Another potential source of error is that several naturally continuous variables (e.g. BMI, physical activity) were categorized for the purpose of analysis, which might have increased the possibility of residual confounding and decreased the precision and power of the study. However, we compensated for this limitation by choosing categories with multiple sufficiently narrow intervals to decrease the residual confounding and heterogeneity of subjects within intervals.

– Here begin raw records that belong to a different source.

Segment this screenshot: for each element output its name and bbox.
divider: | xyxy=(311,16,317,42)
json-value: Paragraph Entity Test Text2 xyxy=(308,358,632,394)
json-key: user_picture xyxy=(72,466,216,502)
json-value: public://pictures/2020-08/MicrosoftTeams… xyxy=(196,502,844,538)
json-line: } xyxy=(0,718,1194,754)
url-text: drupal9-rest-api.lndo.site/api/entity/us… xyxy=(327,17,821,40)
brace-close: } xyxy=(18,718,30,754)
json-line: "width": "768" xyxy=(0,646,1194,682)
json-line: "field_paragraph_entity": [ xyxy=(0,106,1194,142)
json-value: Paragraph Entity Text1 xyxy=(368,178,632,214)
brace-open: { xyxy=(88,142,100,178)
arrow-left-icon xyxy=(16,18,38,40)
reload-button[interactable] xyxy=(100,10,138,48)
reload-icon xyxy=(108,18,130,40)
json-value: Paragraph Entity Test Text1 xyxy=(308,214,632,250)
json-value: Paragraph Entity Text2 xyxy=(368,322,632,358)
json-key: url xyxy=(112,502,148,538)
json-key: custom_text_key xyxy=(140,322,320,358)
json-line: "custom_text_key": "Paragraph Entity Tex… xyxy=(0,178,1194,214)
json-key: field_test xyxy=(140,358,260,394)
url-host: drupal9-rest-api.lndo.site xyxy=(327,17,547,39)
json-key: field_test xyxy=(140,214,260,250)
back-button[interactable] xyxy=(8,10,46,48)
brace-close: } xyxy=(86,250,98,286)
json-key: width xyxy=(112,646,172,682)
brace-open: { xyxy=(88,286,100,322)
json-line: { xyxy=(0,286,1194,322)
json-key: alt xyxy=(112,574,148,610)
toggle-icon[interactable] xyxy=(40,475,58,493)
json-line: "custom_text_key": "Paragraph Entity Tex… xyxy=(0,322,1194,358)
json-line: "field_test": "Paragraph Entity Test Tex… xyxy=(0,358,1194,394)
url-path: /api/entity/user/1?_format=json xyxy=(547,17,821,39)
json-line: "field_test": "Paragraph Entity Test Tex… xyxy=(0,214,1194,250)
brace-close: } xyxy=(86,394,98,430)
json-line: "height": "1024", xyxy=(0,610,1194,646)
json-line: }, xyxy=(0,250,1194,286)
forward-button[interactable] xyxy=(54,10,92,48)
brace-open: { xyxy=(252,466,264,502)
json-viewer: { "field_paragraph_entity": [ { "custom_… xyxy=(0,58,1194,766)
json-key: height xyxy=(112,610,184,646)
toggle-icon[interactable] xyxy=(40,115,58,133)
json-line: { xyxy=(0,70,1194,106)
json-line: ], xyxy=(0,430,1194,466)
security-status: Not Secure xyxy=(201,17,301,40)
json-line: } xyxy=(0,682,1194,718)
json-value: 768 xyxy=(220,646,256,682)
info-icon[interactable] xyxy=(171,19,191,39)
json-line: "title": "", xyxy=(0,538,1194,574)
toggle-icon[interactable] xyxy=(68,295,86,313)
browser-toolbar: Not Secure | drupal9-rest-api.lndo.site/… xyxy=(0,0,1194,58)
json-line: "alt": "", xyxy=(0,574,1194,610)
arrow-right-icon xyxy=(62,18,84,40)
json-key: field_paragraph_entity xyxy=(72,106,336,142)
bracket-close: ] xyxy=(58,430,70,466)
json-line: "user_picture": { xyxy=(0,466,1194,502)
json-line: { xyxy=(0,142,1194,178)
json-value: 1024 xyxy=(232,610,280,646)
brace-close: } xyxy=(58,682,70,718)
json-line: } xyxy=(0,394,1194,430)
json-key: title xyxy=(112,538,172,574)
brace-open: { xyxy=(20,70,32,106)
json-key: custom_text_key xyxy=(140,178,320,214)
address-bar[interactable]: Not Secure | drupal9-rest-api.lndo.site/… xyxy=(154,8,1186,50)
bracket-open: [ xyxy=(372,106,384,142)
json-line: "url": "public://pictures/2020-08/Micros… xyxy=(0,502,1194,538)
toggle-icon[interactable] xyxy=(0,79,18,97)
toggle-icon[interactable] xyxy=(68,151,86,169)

Additionally, availability of B-vitamins is influenced by diet, supplement use, alcohol consumption and generic polymorphism and B-vitamins are all involved in one-carbon metabolism which requires vitamin B
2, B
6, B
9 and B
12. This complexity added to the problems of using estimated intake of nutrients obtained at one point in time must be considered when interpreting the results of this study. Small sample size is also a limitation which might have resulted in unstable results and extreme relative risk estimates observed in some of the subgroups, although this is one of the largest sample series in an Iranian population and a number of strong consistent findings have emerged from this sample [
45,
50].
This study has several strengths. Firstly, eliminating information bias associated with use of proxy data enabled us to consider numerous potential cofounders. Detailed assessment and adjustment for several important confounders and total energy intake are other important aspects of this study. We attempted to reduce the measurement error and false-positive effect by calculating nutrient intake residuals standardized for total energy intake rather than reporting absolute nutrient values. This further accounted for the confounding effect of total energy intake on nutrient intake estimates [
127].
In the present study, a validated FFQ was used which provided subjects with the option of answering in terms of day, week or month which enhanced reporting precision considering the fact that frequency of consumption is a truly continuous variable [
128]. In addition, we asked incident ESCC patients diagnosed within 6 month of the interview to recall their diets from 1 year before diagnosis in order to capture a full cycle of seasons so that responses should not be dependent on the time of the year and be representative of habitual long-term intakes [
127]. This is of note since short FFQs that have been previously used for collecting dietary data are considered the main reasons for the contradictory findings on the role of nutrients in cancer risk [
56]. In addition, 24-hour dietary recalls which have been used in several studies to assess recent or current diets in relation to cancer risk, could severely compromise the accuracy of mean intake estimates due to the day-to-day variation in dietary intakes [
129]. Moreover, study design further limits the reliability of short-term recalls in case control studies, since dietary recall provides information on post-diagnosis diet, while the relevant exposures have occurred earlier [
127]. Given the long latency period of cancer, remote dietary intakes are far more important than the recent diet in cancer incidence studies since current dietary intake underestimates the true role of diet in cancer etiology [
130].
Finally, evaluating the nutrient-cancer relationship in a population without mandatory nutrient fortification, where supplement use is uncommon and nutrient intakes are low has enabled us to capture the association of nutrients and ESCC more clearly compared to previous studies [
22]; as such, results of the present study should be considered representative of the influence of vitamins and minerals that are found naturally in foods.